Сбивает ветер с ног, пытаясь выбраться, всё глубже погружаешься в рыхлый, тягучий, подобно болотной трясине, снег.   Охотник медленно, но уверенно, пробирается сквозь тайгу и стену изо льда и ветра. Лицо его словно раскаленное железо, будто светиться в темноте, до того обветрено, до того пылает жаром внутренняя сила его, словно вот-вот вырвется наружу и растопит весь снег одним прикосновением своим. Но вот очередной порыв ветра обрушился на него, словно пух молодого утенка поднял вверх и бросил во тьму…

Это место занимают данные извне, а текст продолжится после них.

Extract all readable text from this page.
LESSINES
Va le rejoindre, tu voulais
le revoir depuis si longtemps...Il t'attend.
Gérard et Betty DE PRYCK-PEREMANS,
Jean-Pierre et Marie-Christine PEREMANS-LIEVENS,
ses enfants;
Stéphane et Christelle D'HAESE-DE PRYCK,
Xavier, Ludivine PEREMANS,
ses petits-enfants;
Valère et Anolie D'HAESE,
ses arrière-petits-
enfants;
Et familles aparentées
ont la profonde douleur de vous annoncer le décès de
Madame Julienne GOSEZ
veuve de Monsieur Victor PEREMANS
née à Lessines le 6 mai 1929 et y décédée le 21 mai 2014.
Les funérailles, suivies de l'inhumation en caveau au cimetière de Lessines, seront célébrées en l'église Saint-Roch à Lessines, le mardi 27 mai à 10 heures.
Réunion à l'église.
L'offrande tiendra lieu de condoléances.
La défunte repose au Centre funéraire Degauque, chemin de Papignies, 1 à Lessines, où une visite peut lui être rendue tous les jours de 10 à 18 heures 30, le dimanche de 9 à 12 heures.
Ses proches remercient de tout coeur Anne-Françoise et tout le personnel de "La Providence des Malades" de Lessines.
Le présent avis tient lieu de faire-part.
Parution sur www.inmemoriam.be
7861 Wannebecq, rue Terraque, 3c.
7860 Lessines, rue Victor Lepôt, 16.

Огонёк в очаге дернулся и почти погас, в доме резко стало темно, сердце женщины забилось в суматошной пляске, всё тело будто стало поддаваться ритмам его, и биться клубками боли по всем точкам, где находило выход. Подобравшись к огню, женщина стала подкладывать в него сухой хворост, поверх уложив толстые сырые поленья. Тяжело опустился на таган котелок с водой и завис над пробуждающимся вновь пламенем.  Немного судорожно, но уверенно, стала она крепить на кожаных ремешках, ниспадающих с потолка, крепкую сосновую перекладину, так чтобы самой удобно было висеть на ней. Затем бросила на пол мягкое одеяльце, сшитое из зайчих шкурок, присела на него и, повиснув на перекладине, стала прислушиваться к своему телу, звукам непогоды за порогом и треску разгорающегося пламени очага…
Взмыв вверх, охотник на мгновение завис над землёй, и движимый ветром стремительно понёсся куда-то в пустоту, туда же улетали, обгоняя его, хлопья снега, и всё без остатка проглатывала, манящая и ужасающая одновременно, тьма. Но вот навстречу стремительно стало что-то приближаться, что-то большое, что-то даже огромное, столь сильное, что может противостоять этому, разбушевавшемуся, заигравшемуся подобно ребенку, ветру. Дерево… Ударившись о ствол кедра, охотник скатился вниз по нему и упал к корням, едва успев ухватиться за почти слетевшие лыжи, проваливаясь во мглу, он услышал рёв такой силы, что казалось,  великаны-менквы разрывали когтистыми своими руками стволы, попавших под гнев их, деревьев.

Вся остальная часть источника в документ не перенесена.